To that ten thousand dollar hospital bill I mentioned earlier, add 5 years of doctor visits with the normal bumps in the road that happen as one gets older (CT, an ultrasound, blood work, meds) and I’m out-of-pocket $18,000 for health care. Add that to my Anthem premiums and I’ve spent about $64,000 on medical bills during the last five years. I had planned on replacing my 16 year old Jeep by now, but that’s just a nice dream.

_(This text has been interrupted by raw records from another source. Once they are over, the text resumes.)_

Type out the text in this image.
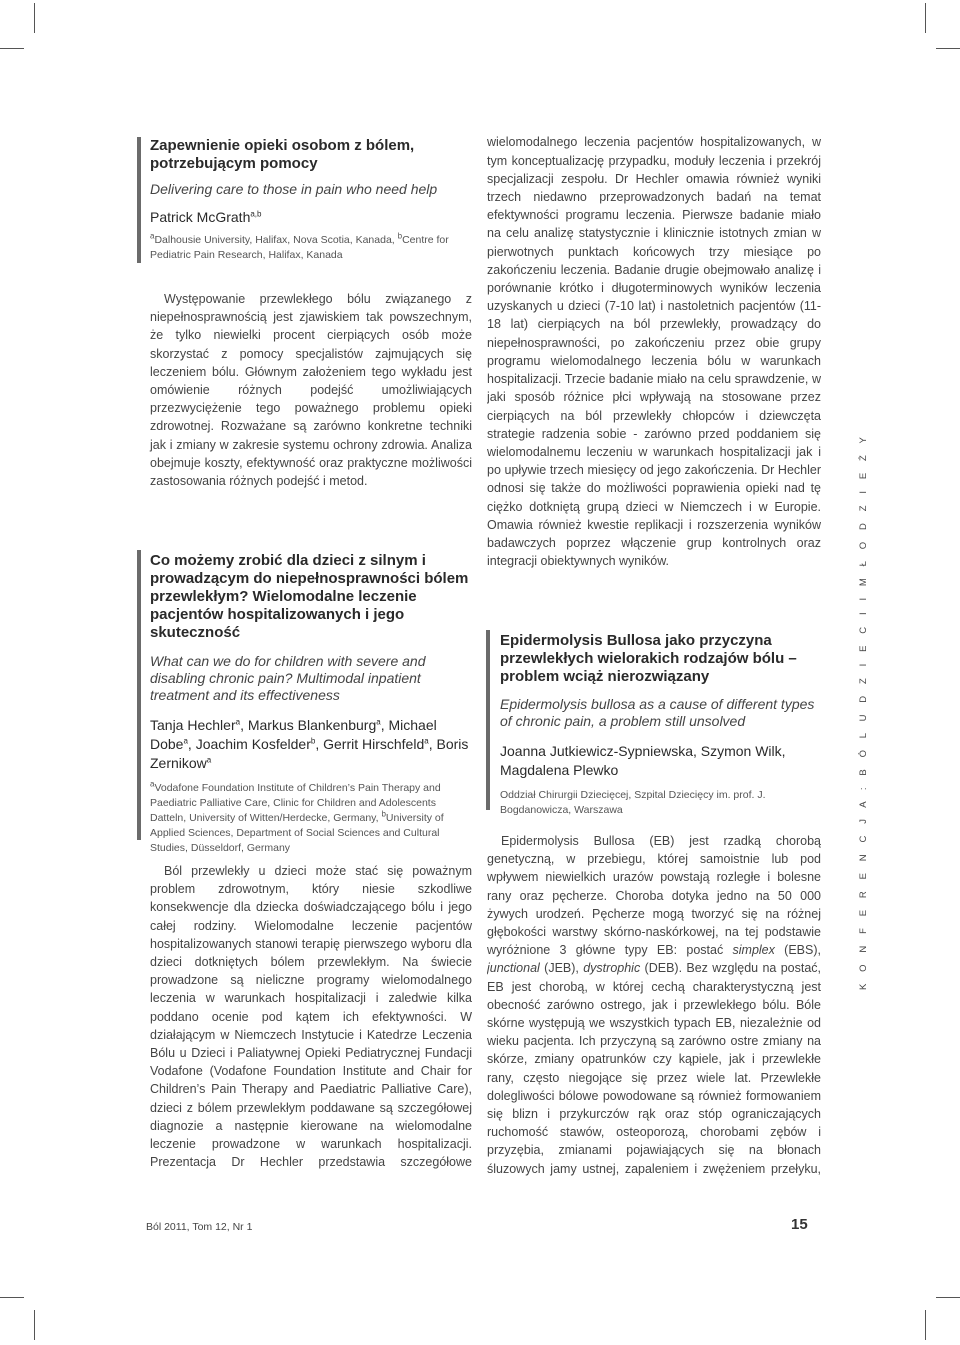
Zapewnienie opieki osobom z bólem, potrzebującym pomocy

Delivering care to those in pain who need help

Patrick McGrath$^{a,b}$

$^a$Dalhousie University, Halifax, Nova Scotia, Kanada, $^b$Centre for Pediatric Pain Research, Halifax, Kanada

Występowanie przewlekłego bólu związanego z niepełnosprawnością jest zjawiskiem tak powszechnym, że tylko niewielki procent cierpiących osób może skorzystać z pomocy specjalistów zajmujących się leczeniem bólu. Głównym założeniem tego wykładu jest omówienie różnych podejść umożliwiających przezwyciężenie tego poważnego problemu opieki zdrowotnej. Rozważane są zarówno konkretne techniki jak i zmiany w zakresie systemu ochrony zdrowia. Analiza obejmuje koszty, efektywność oraz praktyczne możliwości zastosowania różnych podejść i metod.

Co możemy zrobić dla dzieci z silnym i prowadzącym do niepełnosprawności bólem przewlekłym? Wielomodalne leczenie pacjentów hospitalizowanych i jego skuteczność

What can we do for children with severe and disabling chronic pain? Multimodal inpatient treatment and its effectiveness

Tanja Hechler$^a$, Markus Blankenburg$^a$, Michael Dobe$^a$, Joachim Kosfelder$^b$, Gerrit Hirschfeld$^a$, Boris Zernikow$^a$

$^a$Vodafone Foundation Institute of Children’s Pain Therapy and Paediatric Palliative Care, Clinic for Children and Adolescents Datteln, University of Witten/Herdecke, Germany, $^b$University of Applied Sciences, Department of Social Sciences and Cultural Studies, Düsseldorf, Germany

Ból przewlekły u dzieci może stać się poważnym problem zdrowotnym, który niesie szkodliwe konsekwencje dla dziecka doświadczającego bólu i jego całej rodziny. Wielomodalne leczenie pacjentów hospitalizowanych stanowi terapię pierwszego wyboru dla dzieci dotkniętych bólem przewlekłym. Na świecie prowadzone są nieliczne programy wielomodalnego leczenia w warunkach hospitalizacji i zaledwie kilka poddano ocenie pod kątem ich efektywności. W działającym w Niemczech Instytucie i Katedrze Leczenia Bólu u Dzieci i Paliatywnej Opieki Pediatrycznej Fundacji Vodafone (Vodafone Foundation Institute and Chair for Children’s Pain Therapy and Paediatric Palliative Care), dzieci z bólem przewlekłym poddawane są szczegółowej diagnozie a następnie kierowane na wielomodalne leczenie prowadzone w warunkach hospitalizacji. Prezentacja Dr Hechler przedstawia szczegółowe

wielomodalnego leczenia pacjentów hospitalizowanych, w tym konceptualizację przypadku, moduły leczenia i przekrój specjalizacji zespołu. Dr Hechler omawia również wyniki trzech niedawno przeprowadzonych badań na temat efektywności programu leczenia. Pierwsze badanie miało na celu analizę statystycznie i klinicznie istotnych zmian w pierwotnych punktach końcowych trzy miesiące po zakończeniu leczenia. Badanie drugie obejmowało analizę i porównanie krótko i długoterminowych wyników leczenia uzyskanych u dzieci (7-10 lat) i nastoletnich pacjentów (11-18 lat) cierpiących na ból przewlekły, prowadzący do niepełnosprawności, po zakończeniu przez obie grupy programu wielomodalnego leczenia bólu w warunkach hospitalizacji. Trzecie badanie miało na celu sprawdzenie, w jaki sposób różnice płci wpływają na stosowane przez cierpiących na ból przewlekły chłopców i dziewczęta strategie radzenia sobie - zarówno przed poddaniem się wielomodalnemu leczeniu w warunkach hospitalizacji jak i po upływie trzech miesięcy od jego zakończenia. Dr Hechler odnosi się także do możliwości poprawienia opieki nad tę ciężko dotkniętą grupą dzieci w Niemczech i w Europie. Omawia również kwestie replikacji i rozszerzenia wyników badawczych poprzez włączenie grup kontrolnych oraz integracji obiektywnych wyników.

Epidermolysis Bullosa jako przyczyna przewlekłych wielorakich rodzajów bólu – problem wciąż nierozwiązany

Epidermolysis bullosa as a cause of different types of chronic pain, a problem still unsolved

Joanna Jutkiewicz-Sypniewska, Szymon Wilk, Magdalena Plewko

Oddział Chirurgii Dziecięcej, Szpital Dziecięcy im. prof. J. Bogdanowicza, Warszawa

Epidermolysis Bullosa (EB) jest rzadką chorobą genetyczną, w przebiegu, której samoistnie lub pod wpływem niewielkich urazów powstają rozległe i bolesne rany oraz pęcherze. Choroba dotyka jedno na 50 000 żywych urodzeń. Pęcherze mogą tworzyć się na różnej głębokości warstwy skórno-naskórkowej, na tej podstawie wyróżnione 3 główne typy EB: postać simplex (EBS), junctional (JEB), dystrophic (DEB). Bez względu na postać, EB jest chorobą, w której cechą charakterystyczną jest obecność zarówno ostrego, jak i przewlekłego bólu. Bóle skórne występują we wszystkich typach EB, niezależnie od wieku pacjenta. Ich przyczyną są zarówno ostre zmiany na skórze, zmiany opatrunków czy kąpiele, jak i przewlekłe rany, często niegojące się przez wiele lat. Przewlekłe dolegliwości bólowe powodowane są również formowaniem się blizn i przykurczów rąk oraz stóp ograniczających ruchomość stawów, osteoporozą, chorobami zębów i przyzębia, zmianami pojawiających się na błonach śluzowych jamy ustnej, zapaleniem i zwężeniem przełyku,

K O N F E R E N C J A : B Ó L U D Z I E C I I M Ł O D Z I E Ż Y
Ból 2011, Tom 12, Nr 1	15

What is Anthem like as an insurance provider? Near the end of the 12 month period during which they don’t cover pre-existing conditions, I went to my doctor. I had several things to discuss with her but the one she coded as primary was a condition that was pre-existing. (I hadn’t gone to her about that issue, I merely took the opportunity of being in her office to ask a question.) Anthem didn’t cover the visit because to Anthem it was for a pre-existing condition. I wrote Anthem a letter to point out that my doctor visit had been just a few days from the end of the 12 month exclusionary period, and I asked if they could give me a break and cover the visit. I would still be paying 100% of the bill and they would still be paying nothing. But if they covered it, I would pay less. They refused to cover the visit. Technically, they didn’t have to cover it. But it would have made for good customer relations. Especially as Anthem had just given their then-CEO, Larry Glasscock, a $42.5 million dollar cash-and-stock bonus.

Having Anthem high-risk insurance has taught me one thing, though. If I can handle a $927/month Anthem premium while paying 100% of my medical bills, I think I can handle a $110/month Medicare premium and a 20% co-pay.